The MPC projected consumer price index (CPI) inflation at 6.8% for Q3FY21, 5.8% for Q4FY21, and 4.6-5.2% in H1FY22, with risks broadly balanced. The committee observed that the outlook for inflation has turned adverse relative to expectations in the last two months on account of large margins being charged to the consumer and a pick-up in crude oil prices. “Cost-push pressures continue to impinge on core inflation, which has remained sticky and could firm up as economic activity normalises and demand picks up,” it said in its statement.
The committee expects the recovery in rural demand to strengthen further while urban demand also gains momentum. Taking into consideration a likely spike in Covid infections in parts of the country, business and consumer expectations, fiscal stimulus, the likely advent of a vaccine and the prospects for private investment and exports, the MPC projected real gross domestic product (GDP) growth at (-)7.5% in FY21. The growth forecast for Q3FY21 stands at 0.1% and that for Q4FY21 at 0.7%. It could bounce back to 6.5%-21.9% in H1FY22, with risks broadly balanced.

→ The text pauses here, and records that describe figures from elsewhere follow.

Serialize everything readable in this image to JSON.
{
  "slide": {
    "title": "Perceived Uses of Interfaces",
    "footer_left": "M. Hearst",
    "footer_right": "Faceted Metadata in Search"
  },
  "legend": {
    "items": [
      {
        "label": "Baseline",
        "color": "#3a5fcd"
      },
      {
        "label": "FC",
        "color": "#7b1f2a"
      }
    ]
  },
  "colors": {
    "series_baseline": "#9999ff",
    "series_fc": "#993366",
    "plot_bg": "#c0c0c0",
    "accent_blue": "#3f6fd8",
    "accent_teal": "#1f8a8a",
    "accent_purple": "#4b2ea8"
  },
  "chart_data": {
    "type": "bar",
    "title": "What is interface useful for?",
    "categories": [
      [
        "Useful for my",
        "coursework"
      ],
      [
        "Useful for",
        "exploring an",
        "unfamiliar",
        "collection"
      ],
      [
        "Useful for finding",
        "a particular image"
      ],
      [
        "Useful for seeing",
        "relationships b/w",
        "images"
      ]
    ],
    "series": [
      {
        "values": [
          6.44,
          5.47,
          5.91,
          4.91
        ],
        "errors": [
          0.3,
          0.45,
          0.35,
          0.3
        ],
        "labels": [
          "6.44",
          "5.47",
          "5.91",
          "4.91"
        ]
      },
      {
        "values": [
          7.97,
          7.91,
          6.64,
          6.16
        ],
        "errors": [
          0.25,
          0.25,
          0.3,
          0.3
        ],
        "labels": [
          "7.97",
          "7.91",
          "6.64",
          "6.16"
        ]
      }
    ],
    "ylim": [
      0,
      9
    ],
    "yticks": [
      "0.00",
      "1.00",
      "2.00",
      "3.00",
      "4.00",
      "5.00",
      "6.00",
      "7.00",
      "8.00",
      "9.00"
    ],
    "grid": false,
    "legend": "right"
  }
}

Some sections of the market had been expecting measures to reduce the surplus liquidity in the system as it might end up contributing to inflationary pressures. However, the RBI said the level of liquidity is tied to the stance of th monetary policy. It stuck to its view that inflation is predominantly attributable to supply-side constraints.

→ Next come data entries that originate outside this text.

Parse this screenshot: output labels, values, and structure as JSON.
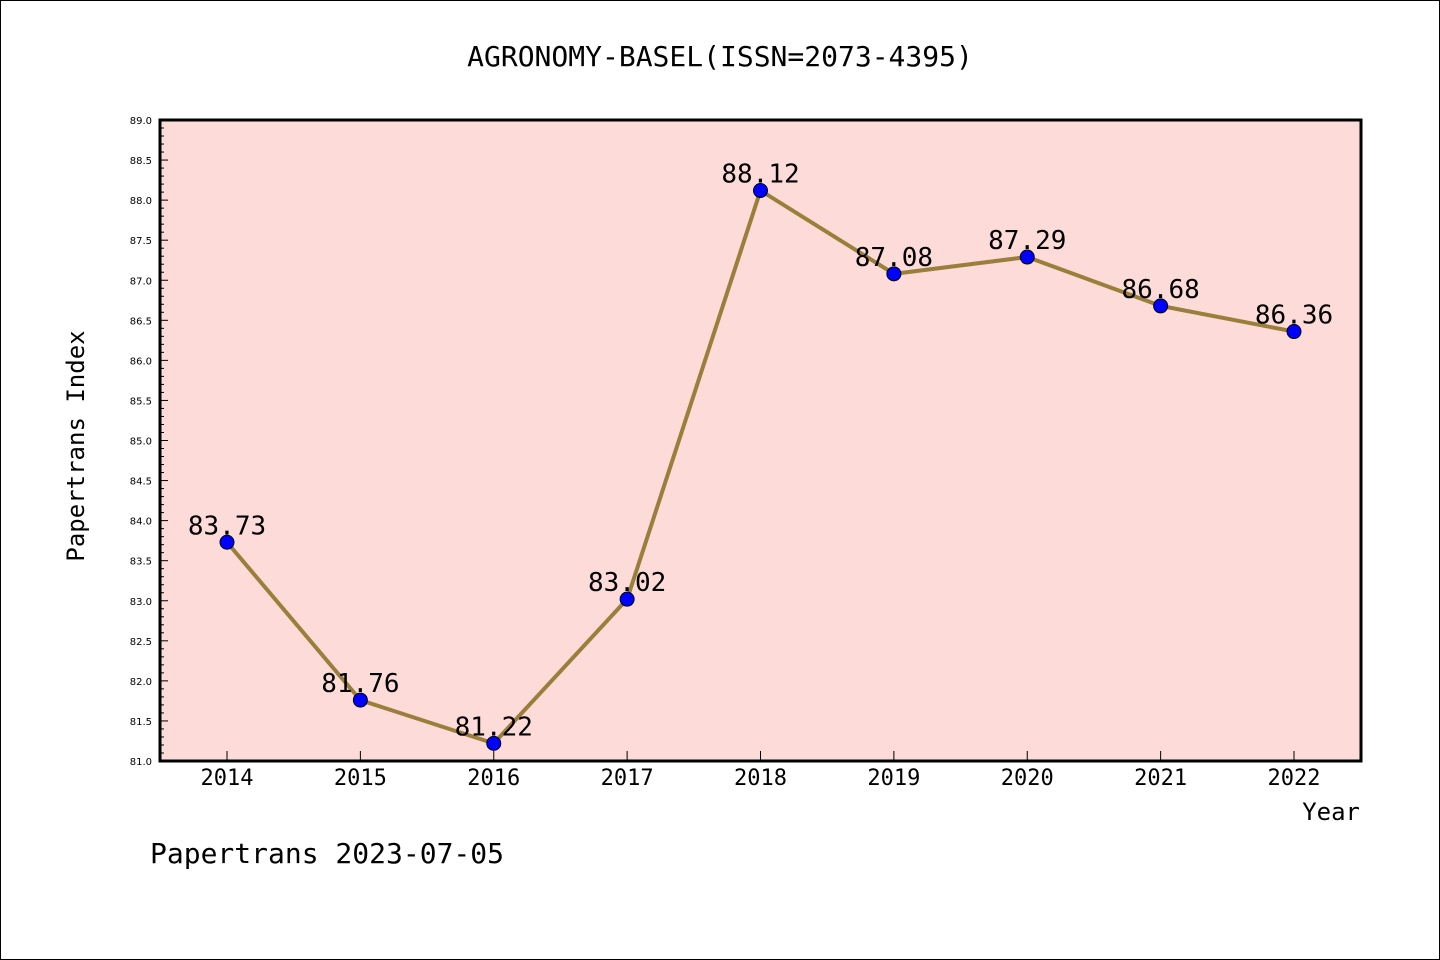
{
  "chart_data": {
    "type": "line",
    "title": "AGRONOMY-BASEL(ISSN=2073-4395)",
    "xlabel": "Year",
    "ylabel": "Papertrans Index",
    "categories": [
      "2014",
      "2015",
      "2016",
      "2017",
      "2018",
      "2019",
      "2020",
      "2021",
      "2022"
    ],
    "values": [
      83.73,
      81.76,
      81.22,
      83.02,
      88.12,
      87.08,
      87.29,
      86.68,
      86.36
    ],
    "data_labels": [
      "83.73",
      "81.76",
      "81.22",
      "83.02",
      "88.12",
      "87.08",
      "87.29",
      "86.68",
      "86.36"
    ],
    "ylim": [
      81.0,
      89.0
    ],
    "y_ticks": [
      "81.0",
      "81.5",
      "82.0",
      "82.5",
      "83.0",
      "83.5",
      "84.0",
      "84.5",
      "85.0",
      "85.5",
      "86.0",
      "86.5",
      "87.0",
      "87.5",
      "88.0",
      "88.5",
      "89.0"
    ],
    "grid": false,
    "colors": {
      "plot_background": "#fddbd9",
      "line": "#9a7f3a",
      "marker": "#0000ff"
    }
  },
  "footer": {
    "text": "Papertrans 2023-07-05"
  }
}
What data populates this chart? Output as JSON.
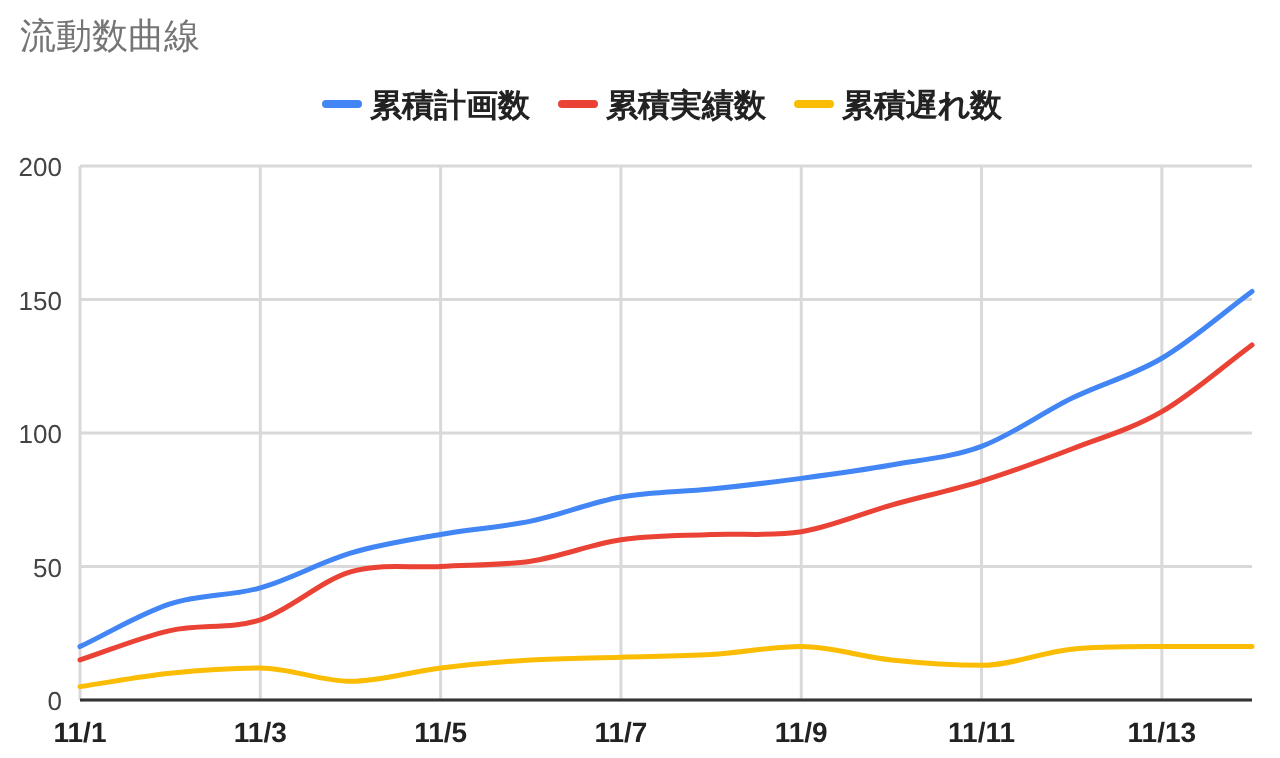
{
  "chart_data": {
    "type": "line",
    "title": "流動数曲線",
    "categories": [
      "11/1",
      null,
      "11/3",
      null,
      "11/5",
      null,
      "11/7",
      null,
      "11/9",
      null,
      "11/11",
      null,
      "11/13",
      null
    ],
    "series": [
      {
        "name": "累積計画数",
        "color": "#4285f4",
        "values": [
          20,
          36,
          42,
          55,
          62,
          67,
          76,
          79,
          83,
          88,
          95,
          113,
          128,
          153
        ]
      },
      {
        "name": "累積実績数",
        "color": "#ea4335",
        "values": [
          15,
          26,
          30,
          48,
          50,
          52,
          60,
          62,
          63,
          73,
          82,
          94,
          108,
          133
        ]
      },
      {
        "name": "累積遅れ数",
        "color": "#fbbc04",
        "values": [
          5,
          10,
          12,
          7,
          12,
          15,
          16,
          17,
          20,
          15,
          13,
          19,
          20,
          20
        ]
      }
    ],
    "ylim": [
      0,
      200
    ],
    "yticks": [
      0,
      50,
      100,
      150,
      200
    ],
    "grid": true,
    "legend": "top"
  }
}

Michael D Patra, deputy governor, RBI, said: “At the current time, our assessment is that a large part of inflation is arising out of supply-side disruptions at the level of the retailer, very high margins being charged by retailers and some amount of indirect taxes. The element of demand, which you could call mischief, is still muted.”
Experts were unconvinced by this explanation at a time the MPC is failing to meet the inflation target month after month. Abheek Barua, chief economist, HDFC Bank, said, “…the absence of any major liquidity absorption measures in the midst of a prolonged inflationary episode and indeed the upward revision of both the RBI’s growth and inflation forecasts might be somewhat puzzling.” He went on to add that this could mean the RBI is still cautious about the durability of growth, given the uncertainties related to it, apart from seeing inflation as principally a supply side-problem. It could also mean that the central bank is willing to tolerate higher inflation as long as growth impulses become firmly entrenched or that it expects some natural moderation in liquidity as the government goes into collection mode in the last quarter of the fiscal. “In fact, given its emphasis on growth revival and the suggestion that there is still some more space left for monetary support, another 25-50 basis point (bps) cut in H1CY2021 cannot be ruled out,” Barua said.

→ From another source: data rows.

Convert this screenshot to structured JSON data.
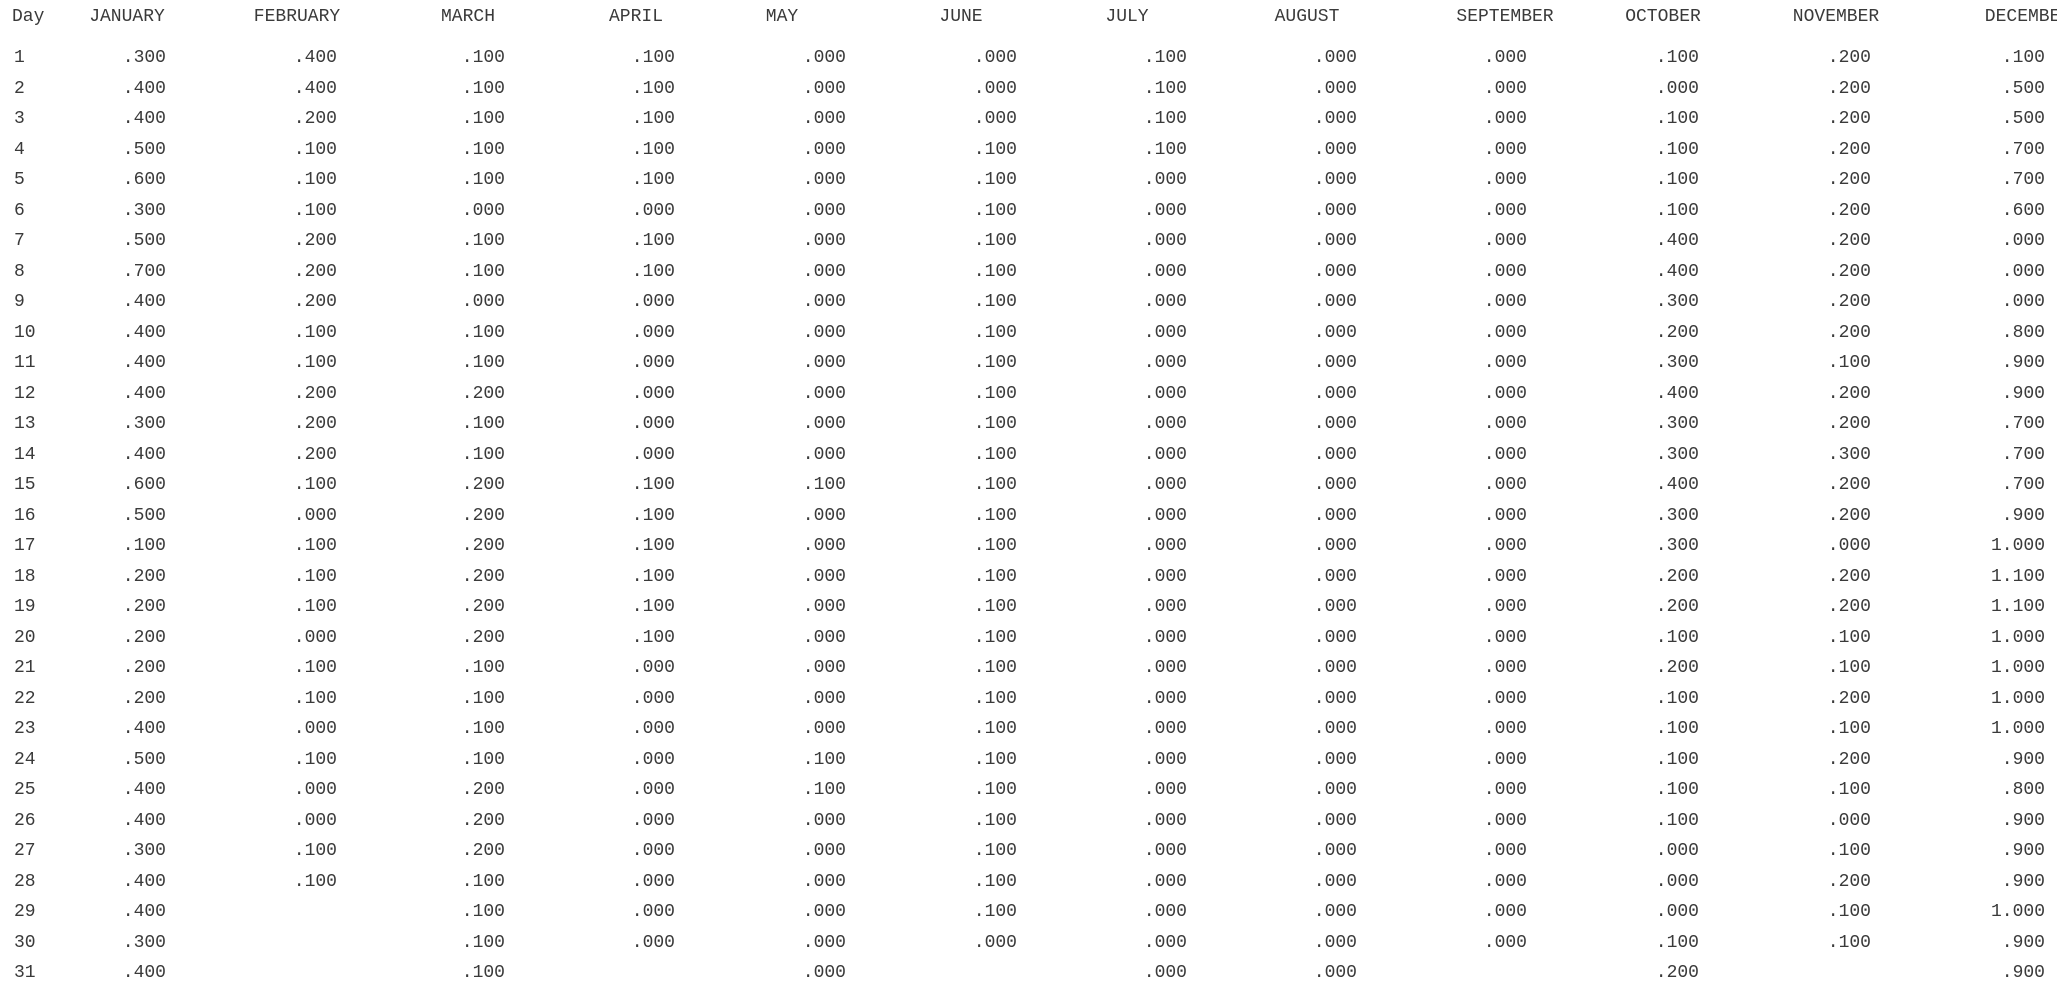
{
  "table": {
    "day_header": "Day",
    "months": [
      "JANUARY",
      "FEBRUARY",
      "MARCH",
      "APRIL",
      "MAY",
      "JUNE",
      "JULY",
      "AUGUST",
      "SEPTEMBER",
      "OCTOBER",
      "NOVEMBER",
      "DECEMBER"
    ],
    "rows": [
      {
        "day": "1",
        "values": [
          ".300",
          ".400",
          ".100",
          ".100",
          ".000",
          ".000",
          ".100",
          ".000",
          ".000",
          ".100",
          ".200",
          ".100"
        ]
      },
      {
        "day": "2",
        "values": [
          ".400",
          ".400",
          ".100",
          ".100",
          ".000",
          ".000",
          ".100",
          ".000",
          ".000",
          ".000",
          ".200",
          ".500"
        ]
      },
      {
        "day": "3",
        "values": [
          ".400",
          ".200",
          ".100",
          ".100",
          ".000",
          ".000",
          ".100",
          ".000",
          ".000",
          ".100",
          ".200",
          ".500"
        ]
      },
      {
        "day": "4",
        "values": [
          ".500",
          ".100",
          ".100",
          ".100",
          ".000",
          ".100",
          ".100",
          ".000",
          ".000",
          ".100",
          ".200",
          ".700"
        ]
      },
      {
        "day": "5",
        "values": [
          ".600",
          ".100",
          ".100",
          ".100",
          ".000",
          ".100",
          ".000",
          ".000",
          ".000",
          ".100",
          ".200",
          ".700"
        ]
      },
      {
        "day": "6",
        "values": [
          ".300",
          ".100",
          ".000",
          ".000",
          ".000",
          ".100",
          ".000",
          ".000",
          ".000",
          ".100",
          ".200",
          ".600"
        ]
      },
      {
        "day": "7",
        "values": [
          ".500",
          ".200",
          ".100",
          ".100",
          ".000",
          ".100",
          ".000",
          ".000",
          ".000",
          ".400",
          ".200",
          ".000"
        ]
      },
      {
        "day": "8",
        "values": [
          ".700",
          ".200",
          ".100",
          ".100",
          ".000",
          ".100",
          ".000",
          ".000",
          ".000",
          ".400",
          ".200",
          ".000"
        ]
      },
      {
        "day": "9",
        "values": [
          ".400",
          ".200",
          ".000",
          ".000",
          ".000",
          ".100",
          ".000",
          ".000",
          ".000",
          ".300",
          ".200",
          ".000"
        ]
      },
      {
        "day": "10",
        "values": [
          ".400",
          ".100",
          ".100",
          ".000",
          ".000",
          ".100",
          ".000",
          ".000",
          ".000",
          ".200",
          ".200",
          ".800"
        ]
      },
      {
        "day": "11",
        "values": [
          ".400",
          ".100",
          ".100",
          ".000",
          ".000",
          ".100",
          ".000",
          ".000",
          ".000",
          ".300",
          ".100",
          ".900"
        ]
      },
      {
        "day": "12",
        "values": [
          ".400",
          ".200",
          ".200",
          ".000",
          ".000",
          ".100",
          ".000",
          ".000",
          ".000",
          ".400",
          ".200",
          ".900"
        ]
      },
      {
        "day": "13",
        "values": [
          ".300",
          ".200",
          ".100",
          ".000",
          ".000",
          ".100",
          ".000",
          ".000",
          ".000",
          ".300",
          ".200",
          ".700"
        ]
      },
      {
        "day": "14",
        "values": [
          ".400",
          ".200",
          ".100",
          ".000",
          ".000",
          ".100",
          ".000",
          ".000",
          ".000",
          ".300",
          ".300",
          ".700"
        ]
      },
      {
        "day": "15",
        "values": [
          ".600",
          ".100",
          ".200",
          ".100",
          ".100",
          ".100",
          ".000",
          ".000",
          ".000",
          ".400",
          ".200",
          ".700"
        ]
      },
      {
        "day": "16",
        "values": [
          ".500",
          ".000",
          ".200",
          ".100",
          ".000",
          ".100",
          ".000",
          ".000",
          ".000",
          ".300",
          ".200",
          ".900"
        ]
      },
      {
        "day": "17",
        "values": [
          ".100",
          ".100",
          ".200",
          ".100",
          ".000",
          ".100",
          ".000",
          ".000",
          ".000",
          ".300",
          ".000",
          "1.000"
        ]
      },
      {
        "day": "18",
        "values": [
          ".200",
          ".100",
          ".200",
          ".100",
          ".000",
          ".100",
          ".000",
          ".000",
          ".000",
          ".200",
          ".200",
          "1.100"
        ]
      },
      {
        "day": "19",
        "values": [
          ".200",
          ".100",
          ".200",
          ".100",
          ".000",
          ".100",
          ".000",
          ".000",
          ".000",
          ".200",
          ".200",
          "1.100"
        ]
      },
      {
        "day": "20",
        "values": [
          ".200",
          ".000",
          ".200",
          ".100",
          ".000",
          ".100",
          ".000",
          ".000",
          ".000",
          ".100",
          ".100",
          "1.000"
        ]
      },
      {
        "day": "21",
        "values": [
          ".200",
          ".100",
          ".100",
          ".000",
          ".000",
          ".100",
          ".000",
          ".000",
          ".000",
          ".200",
          ".100",
          "1.000"
        ]
      },
      {
        "day": "22",
        "values": [
          ".200",
          ".100",
          ".100",
          ".000",
          ".000",
          ".100",
          ".000",
          ".000",
          ".000",
          ".100",
          ".200",
          "1.000"
        ]
      },
      {
        "day": "23",
        "values": [
          ".400",
          ".000",
          ".100",
          ".000",
          ".000",
          ".100",
          ".000",
          ".000",
          ".000",
          ".100",
          ".100",
          "1.000"
        ]
      },
      {
        "day": "24",
        "values": [
          ".500",
          ".100",
          ".100",
          ".000",
          ".100",
          ".100",
          ".000",
          ".000",
          ".000",
          ".100",
          ".200",
          ".900"
        ]
      },
      {
        "day": "25",
        "values": [
          ".400",
          ".000",
          ".200",
          ".000",
          ".100",
          ".100",
          ".000",
          ".000",
          ".000",
          ".100",
          ".100",
          ".800"
        ]
      },
      {
        "day": "26",
        "values": [
          ".400",
          ".000",
          ".200",
          ".000",
          ".000",
          ".100",
          ".000",
          ".000",
          ".000",
          ".100",
          ".000",
          ".900"
        ]
      },
      {
        "day": "27",
        "values": [
          ".300",
          ".100",
          ".200",
          ".000",
          ".000",
          ".100",
          ".000",
          ".000",
          ".000",
          ".000",
          ".100",
          ".900"
        ]
      },
      {
        "day": "28",
        "values": [
          ".400",
          ".100",
          ".100",
          ".000",
          ".000",
          ".100",
          ".000",
          ".000",
          ".000",
          ".000",
          ".200",
          ".900"
        ]
      },
      {
        "day": "29",
        "values": [
          ".400",
          "",
          ".100",
          ".000",
          ".000",
          ".100",
          ".000",
          ".000",
          ".000",
          ".000",
          ".100",
          "1.000"
        ]
      },
      {
        "day": "30",
        "values": [
          ".300",
          "",
          ".100",
          ".000",
          ".000",
          ".000",
          ".000",
          ".000",
          ".000",
          ".100",
          ".100",
          ".900"
        ]
      },
      {
        "day": "31",
        "values": [
          ".400",
          "",
          ".100",
          "",
          ".000",
          "",
          ".000",
          ".000",
          "",
          ".200",
          "",
          ".900"
        ]
      }
    ]
  }
}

In fact, analysts are now clear that the RBI’s accommodative stance on monetary policy can well be extended to its liquidity policy. Rahul Bajoria and Shreya Sodhani of Barclays Capital said the preference for continued foreign exchange intervention, reserve building and flush liquidity conditions are ultimately tied to reviving growth. “We think the RBI may choose to maintain this position until it sees the drivers of growth become broad based. We also think inflation is a secondary concern in the RBI’s view, given weak aggregate demand conditions,” they said in a post-policy note.
At the same time, the possibility of a partial reduction in liquidity remains. A senior economist FE spoke to said, “Surplus liquidity of Rs 7 lakh crore is excess, but so is surplus liquidity of Rs 3-4 lakh crore. Whether they take it from the former level to the latter is something to be watched.”